Blockchain for Banking News

Jesse Lund lifts lid on IBM’s blockchain cross border payment network

payments foreign exchange fx

At last week’s IBM Think conference in San Francisco, Jesse Lund, IBM’s Head of Blockchain Solutions, Financial Services, gave an interview to Finder.com. During the discussion he provided details about the functionality of the IBM World Wire cross border payments network.

Although IBM uses Hyperledger Fabric for many enterprise blockchain applications, it adopted the Stellar protocol for World Wire because it’s uniquely suited to payments. Lumens is Stellar’s digital currency.

Below are some excerpts from the interview.

What is World Wire?

Lund: “The architecture of World Wire is really a cross border payment network. The novelty is the ability to send payment messaging instructions saying hey ‘I’m sending you something, get ready.’ And on the other end, the receiver is making sure that who you’re sending it to is not some nefarious or bad actor. Once that happens, and it happens really fast, then we send the value along with it.”

“The transfer of value is made possible by an ecosystem of digital instruments, settlement instruments, digital assets, of which [Stellar] Lumens is one. We see Lumens as a viable settlement instrument in this ecosystem of cross border payments.”

How World Wire compares with Ripple

Lund: “Credit to Ripple for the vision of using a digital asset in order to enact immediate settlement with finality. Their implementation follows one path. Our implementation is a little bit different.”

“We’re not the issuer of an asset. In fact, we believe there should be an ecosystem or variety of digital assets that provide settlement instruments that enable these cross border payments. And the participants on the network should be able to choose and negotiate their choices in real time, and the pricing might be different depending on the settlement instruments you use.”

“So with Ripple, I think they’re looking at XRP as the primary digital asset for settlement. For us it could be Lumens, it could be Ripple it could be XRP, it could be Bitcoin.
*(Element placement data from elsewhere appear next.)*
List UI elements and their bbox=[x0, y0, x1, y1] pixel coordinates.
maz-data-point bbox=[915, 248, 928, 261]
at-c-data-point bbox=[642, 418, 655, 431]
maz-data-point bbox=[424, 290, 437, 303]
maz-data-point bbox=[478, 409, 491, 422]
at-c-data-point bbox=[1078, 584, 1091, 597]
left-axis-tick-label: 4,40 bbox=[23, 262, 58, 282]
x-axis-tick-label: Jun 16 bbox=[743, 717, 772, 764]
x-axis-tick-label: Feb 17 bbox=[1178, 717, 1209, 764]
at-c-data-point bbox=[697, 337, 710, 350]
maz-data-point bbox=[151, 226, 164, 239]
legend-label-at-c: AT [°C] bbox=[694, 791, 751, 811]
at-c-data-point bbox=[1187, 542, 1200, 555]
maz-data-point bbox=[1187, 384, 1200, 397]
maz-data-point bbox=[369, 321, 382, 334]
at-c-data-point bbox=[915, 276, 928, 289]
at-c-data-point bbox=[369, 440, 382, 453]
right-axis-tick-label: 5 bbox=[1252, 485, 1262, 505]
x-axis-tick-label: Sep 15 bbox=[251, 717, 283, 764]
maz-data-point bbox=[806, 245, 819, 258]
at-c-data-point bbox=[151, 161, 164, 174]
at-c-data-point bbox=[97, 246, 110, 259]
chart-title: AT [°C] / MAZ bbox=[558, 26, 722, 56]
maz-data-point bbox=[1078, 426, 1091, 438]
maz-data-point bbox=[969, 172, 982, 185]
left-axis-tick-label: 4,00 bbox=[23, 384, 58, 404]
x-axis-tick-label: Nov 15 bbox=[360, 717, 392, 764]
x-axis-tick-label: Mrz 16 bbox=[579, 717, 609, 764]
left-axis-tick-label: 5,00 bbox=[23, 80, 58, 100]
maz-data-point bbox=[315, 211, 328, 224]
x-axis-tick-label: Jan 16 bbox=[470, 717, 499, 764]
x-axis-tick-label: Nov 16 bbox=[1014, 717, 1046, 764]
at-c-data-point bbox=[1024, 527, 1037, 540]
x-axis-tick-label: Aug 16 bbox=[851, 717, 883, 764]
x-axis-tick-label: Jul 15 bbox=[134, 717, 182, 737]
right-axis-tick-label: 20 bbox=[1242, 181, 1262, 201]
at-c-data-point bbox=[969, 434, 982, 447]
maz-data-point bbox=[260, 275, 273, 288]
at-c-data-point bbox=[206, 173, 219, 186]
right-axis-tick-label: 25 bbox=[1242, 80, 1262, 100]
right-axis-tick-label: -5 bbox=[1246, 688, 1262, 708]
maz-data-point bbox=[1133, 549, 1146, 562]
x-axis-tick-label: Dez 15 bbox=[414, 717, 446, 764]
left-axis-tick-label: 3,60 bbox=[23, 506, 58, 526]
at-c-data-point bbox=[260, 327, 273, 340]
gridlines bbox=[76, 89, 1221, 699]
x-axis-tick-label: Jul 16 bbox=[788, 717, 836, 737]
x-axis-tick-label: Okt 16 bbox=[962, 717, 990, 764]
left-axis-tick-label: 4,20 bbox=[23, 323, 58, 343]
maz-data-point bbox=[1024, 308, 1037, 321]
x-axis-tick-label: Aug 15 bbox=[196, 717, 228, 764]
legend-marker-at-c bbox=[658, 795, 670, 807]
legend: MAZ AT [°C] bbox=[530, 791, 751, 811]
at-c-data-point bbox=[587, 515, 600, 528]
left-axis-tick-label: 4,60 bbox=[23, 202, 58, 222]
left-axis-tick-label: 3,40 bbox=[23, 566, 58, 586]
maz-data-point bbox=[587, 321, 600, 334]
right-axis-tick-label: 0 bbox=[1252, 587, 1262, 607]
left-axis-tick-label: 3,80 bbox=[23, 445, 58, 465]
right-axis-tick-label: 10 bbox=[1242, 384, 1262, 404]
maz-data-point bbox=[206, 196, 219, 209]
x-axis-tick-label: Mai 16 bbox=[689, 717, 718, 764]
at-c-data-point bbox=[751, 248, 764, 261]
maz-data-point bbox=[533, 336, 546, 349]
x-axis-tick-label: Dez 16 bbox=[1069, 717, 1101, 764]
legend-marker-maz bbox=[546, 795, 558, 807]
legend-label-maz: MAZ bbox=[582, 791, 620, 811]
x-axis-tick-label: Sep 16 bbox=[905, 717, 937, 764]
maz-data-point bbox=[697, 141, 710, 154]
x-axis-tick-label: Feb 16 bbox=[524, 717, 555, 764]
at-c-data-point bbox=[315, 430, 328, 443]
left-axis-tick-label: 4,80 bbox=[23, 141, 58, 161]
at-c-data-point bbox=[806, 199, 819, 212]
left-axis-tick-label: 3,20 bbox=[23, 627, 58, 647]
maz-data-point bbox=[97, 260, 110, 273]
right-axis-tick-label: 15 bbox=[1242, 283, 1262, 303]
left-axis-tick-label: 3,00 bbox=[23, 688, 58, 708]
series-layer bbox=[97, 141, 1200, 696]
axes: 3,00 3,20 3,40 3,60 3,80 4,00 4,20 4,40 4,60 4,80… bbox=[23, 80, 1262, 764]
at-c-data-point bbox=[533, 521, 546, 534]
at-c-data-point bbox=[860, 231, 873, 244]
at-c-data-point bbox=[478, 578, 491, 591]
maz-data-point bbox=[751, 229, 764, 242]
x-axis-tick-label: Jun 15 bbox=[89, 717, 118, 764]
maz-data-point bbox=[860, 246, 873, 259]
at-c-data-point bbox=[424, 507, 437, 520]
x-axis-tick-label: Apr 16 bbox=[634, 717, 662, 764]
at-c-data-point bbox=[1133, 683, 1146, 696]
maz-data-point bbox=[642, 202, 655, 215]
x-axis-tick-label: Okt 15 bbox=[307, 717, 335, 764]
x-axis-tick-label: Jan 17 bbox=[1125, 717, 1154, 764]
It would also probably include other instruments like stablecoins and even eventually, soon hopefully, central bank issued digital currencies.”

Who provides World Wire?

Lund: “World Wire is the network, and IBM’s long game in this is to be the network operator. The subscribers, the customers if you will, of World Wire are the market makers who really provide the pay in and pay out locations. And they themselves have corporate clients and probably retail clients, so they’ve got their own client base.”

“We’re really providing the conduit, the pipeline if you will, through which money can flow in real-time. And the customers are the market makers that enable this real-time FX to happen.”

How are Stellar Lumens used on the network?

Lund: “In general it’s used as what we’d think of as gas. It powers transactions on the network. Transactions have a very small cost. And really that is just a deterrent to prevent bad actors from spamming the network and bringing the network down.”

“There has to be a cost of transaction, but it’s very low. Its primary point is not to make money. Its primary point is to deter bad behavior. That’s one way that Lumens are used, and that’s fundamental to the protocol itself.”

“In World Wire, we use Lumens as a settlement instrument. So if someone is sending money between Canada and Brazil – I just picked these at random – there is really no direct trading pair that I know of between Canadian Dollars and Brazilian Reals. It has to trade through an intermediate currency. We talk about that FX happening in real-time. It happens through an intermediate store of value that is a digital asset.”

“We talk about the variety of digital assets that we support, and Lumens is one of them. So you can send money from Canada to Brazil. But what is happening that you don’t really see is that it’s moving money through Lumens.”

The roadmap

Lund: “Our goal is to continue to expand the network, inviting more participants to join. It doesn’t cost anything to join the network. You kind of pay for what you use. As you’re moving money, we capture a small fee for the money flowing through the network, to be the network operator, to maintain it.”

“We hope to have within 3-5 years hundreds of endpoints, hundreds of operators that are providing access to these endpoints. And really enabling us to have global coverage.”

“The ability to send money from any place in the world to any other place in the world across all currencies, in real-time at a really low fee. That’s the goal for this.”